Thursday, October 30, 2008

Societe Generale gets Hassled


Societe Generale isn’t scheduled to release it’s fiscal third quarter 2008 earnings until November 6, but the bank has been forced to mount an advertising campaign in the amidst of a stingy credit market and swirling rumors of insolvency. If the rumors prove unfounded, then they were probably triggered by the $10 billion capital injection into ING.

Societe Generale SA, France’s second-biggest bank by market value, fell to its lowest level in 5 1/2 years in Paris trading on speculation the lender may have to raise new capital.

The stock fell 1.37 euros, or 3 percent, to 43.93 euros, its lowest level since March 2003. The shares have lost 53 percent this year, slashing Societe Generale’s market value to 26 billion euros ($34.6 billion).

“Rumors of a capital increase persist,” Yann Azuelos, a fund manager at Meeschaert Asset Management in Paris, said in a phone interview today.

ING Groep NV, the biggest Dutch financial-services firm, will get a 10 billion euro lifeline from the Netherlands after mounting credit-market losses drove the stock to a 13-year low, the Amsterdam-based company said yesterday.

“The news on ING also is hurting Societe Generale today as well as the shares of other banks,” said Azuelos. BNP Paribas SA lost 6.2 percent to 52.46 euros, while Credit Agricole tumbled 2.7 percent to 10.20 euros.

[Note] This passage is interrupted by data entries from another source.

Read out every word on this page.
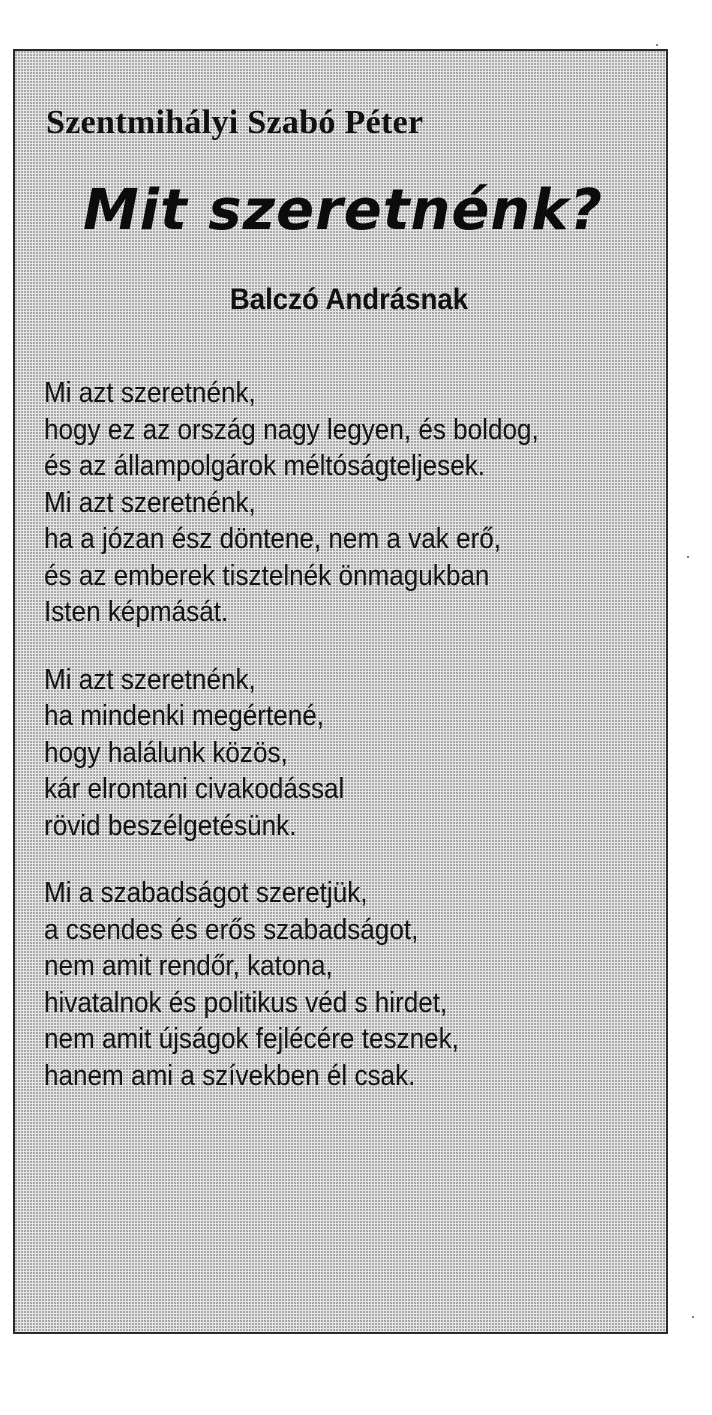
Szentmihályi Szabó Péter
Mit szeretnénk?
Balczó Andrásnak

Mi azt szeretnénk,
hogy ez az ország nagy legyen, és boldog,
és az állampolgárok méltóságteljesek.
Mi azt szeretnénk,
ha a józan ész döntene, nem a vak erő,
és az emberek tisztelnék önmagukban
Isten képmását.

Mi azt szeretnénk,
ha mindenki megértené,
hogy halálunk közös,
kár elrontani civakodással
rövid beszélgetésünk.

Mi a szabadságot szeretjük,
a csendes és erős szabadságot,
nem amit rendőr, katona,
hivatalnok és politikus véd s hirdet,
nem amit újságok fejlécére tesznek,
hanem ami a szívekben él csak.
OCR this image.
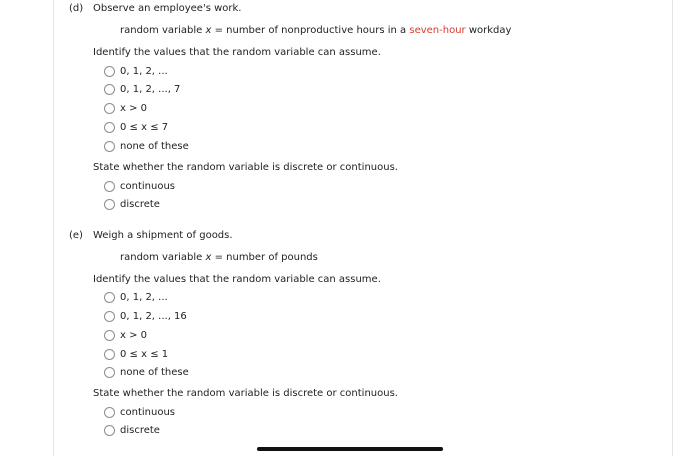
(d) Observe an employee's work.
random variable x = number of nonproductive hours in a seven-hour workday
Identify the values that the random variable can assume.
0, 1, 2, ...
0, 1, 2, ..., 7
x > 0
0 ≤ x ≤ 7
none of these
State whether the random variable is discrete or continuous.
continuous
discrete
(e) Weigh a shipment of goods.
random variable x = number of pounds
Identify the values that the random variable can assume.
0, 1, 2, ...
0, 1, 2, ..., 16
x > 0
0 ≤ x ≤ 1
none of these
State whether the random variable is discrete or continuous.
continuous
discrete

Previously management guided the third quarter 1 billion euros ($1.35 billion) profit for the third-quarter and denies the rumors attributing significant losses in its structured products activities in recent days, which would require a recapitalization of the bank.

Societe Generale on Monday said it expects a third-quarter net income, excluding items, of 1 billion euros ($1.35 billion) and stressed that it had not experienced significant losses despite rumors circulating in the market. “At this time, the group has not experienced significant losses on its structured products activities, which would necessitate a recapitalization of any kind,” said Societe Generale in a statement. The French financial group also said it has reduced risky assets and have strengthened its hedging levels during the quarter and as of Sept. 30, its Tier One ratio, or its capital adequacy ratio, is over 8%. Societe Generale is scheduled to release third-quarter earnings Nov. 6.